Have you ever worked jigsaw puzzles on your computer? It’s a lot of fun, and is probably an excellent way to help keep your brain stimulated. My husband and I were in our office, each working puzzles and I realized something interesting about how we individually approached the exercise. First let me explain that when you move a puzzle piece close to another and it’s a fit, if you have your volume turned up sufficiently, you will hear a clicking sound as the two pieces join. I noticed that while I loved hearing the click, Larry had his volume turned completely off. He said he doesn’t especially enjoy hearing the click. I already know I am an auditory learner, so none of this surprised me.

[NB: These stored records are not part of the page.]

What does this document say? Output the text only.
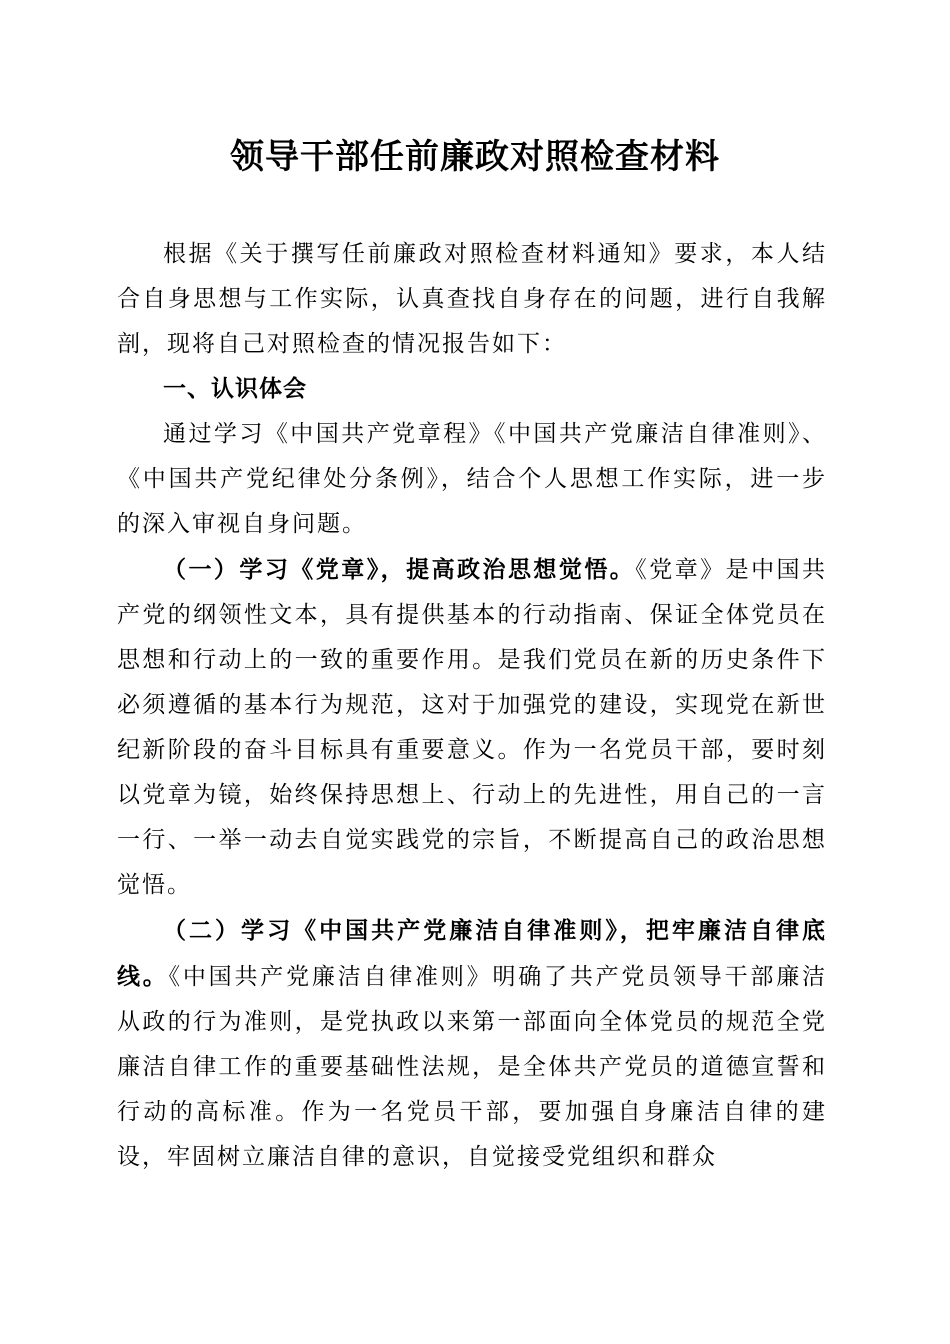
领导干部任前廉政对照检查材料

根据《关于撰写任前廉政对照检查材料通知》要求，本人结合自身思想与工作实际，认真查找自身存在的问题，进行自我解剖，现将自己对照检查的情况报告如下：

一、认识体会

通过学习《中国共产党章程》《中国共产党廉洁自律准则》、《中国共产党纪律处分条例》，结合个人思想工作实际，进一步的深入审视自身问题。

（一）学习《党章》，提高政治思想觉悟。《党章》是中国共产党的纲领性文本，具有提供基本的行动指南、保证全体党员在思想和行动上的一致的重要作用。是我们党员在新的历史条件下必须遵循的基本行为规范，这对于加强党的建设，实现党在新世纪新阶段的奋斗目标具有重要意义。作为一名党员干部，要时刻以党章为镜，始终保持思想上、行动上的先进性，用自己的一言一行、一举一动去自觉实践党的宗旨，不断提高自己的政治思想觉悟。

（二）学习《中国共产党廉洁自律准则》，把牢廉洁自律底线。《中国共产党廉洁自律准则》明确了共产党员领导干部廉洁从政的行为准则，是党执政以来第一部面向全体党员的规范全党廉洁自律工作的重要基础性法规，是全体共产党员的道德宣誓和行动的高标准。作为一名党员干部，要加强自身廉洁自律的建设，牢固树立廉洁自律的意识，自觉接受党组织和群众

Here’s another example of how I began thinking about clicks. I have observed that Larry likes to leave closet doors partially or completely open after he enters the closet for any reason—retrieving something or putting something away. I was aware one day that I find these open doors throughout the day and when I do, I close them. As they close, they make a clicking sound! We had a discussion about opening and closing doors, and I actually recognized that I like the clicking sound as I close the doors, and that’s good for me because I suspect that I will continue to get many future opportunities to hear that satisfying sound!
Click number three is not a sound at all (I don’t think). Here’s what I am referring to. This click is a psychological click. One day after an especially difficult phone call with someone, I began to ruminate on my history with this individual and came to the realization that we have been, for years and I suppose will continue to be, looking for some ways to click—to find common ground, to discover points that we agree on, topics we are both interested in, etc. Even though the click is not discernible, when we do finally make the connection there is a definite click. For me it is a feeling of satisfaction and relief. And, when we talk and a click does not happen (which is fairly frequently), I feel disconnected and let down.
Lastly, I became aware of another type of click one day during my morning ritual of a good cup of coffee, discussion with Larry about spiritual topics, and lastly, meditation. I noticed I felt a click as I had an Aha, an epiphany, a new understanding, a New Thought, a revelation. These types of clicks bring me ever closer to what I call spiritual freedom, a term used by Joel Goldsmith in some of his writings. Spiritual freedom happens when we break out of the confines of our human mind to understand and experience life in new and profound ways. To me, this was clearly a form of clicking.
If you’re interested enough to do it, contemplating your own clicks can be fun. Do you have clicks in your world and life? If so, what are they, and do you find them pleasurable? Might you want to record them when they occur so that you can review them later and receive yet another hit of oxytocin? Perhaps you have noticed clicks not mentioned here. I’d love to know your thoughts on clicks and to hear about the ways you perceive them.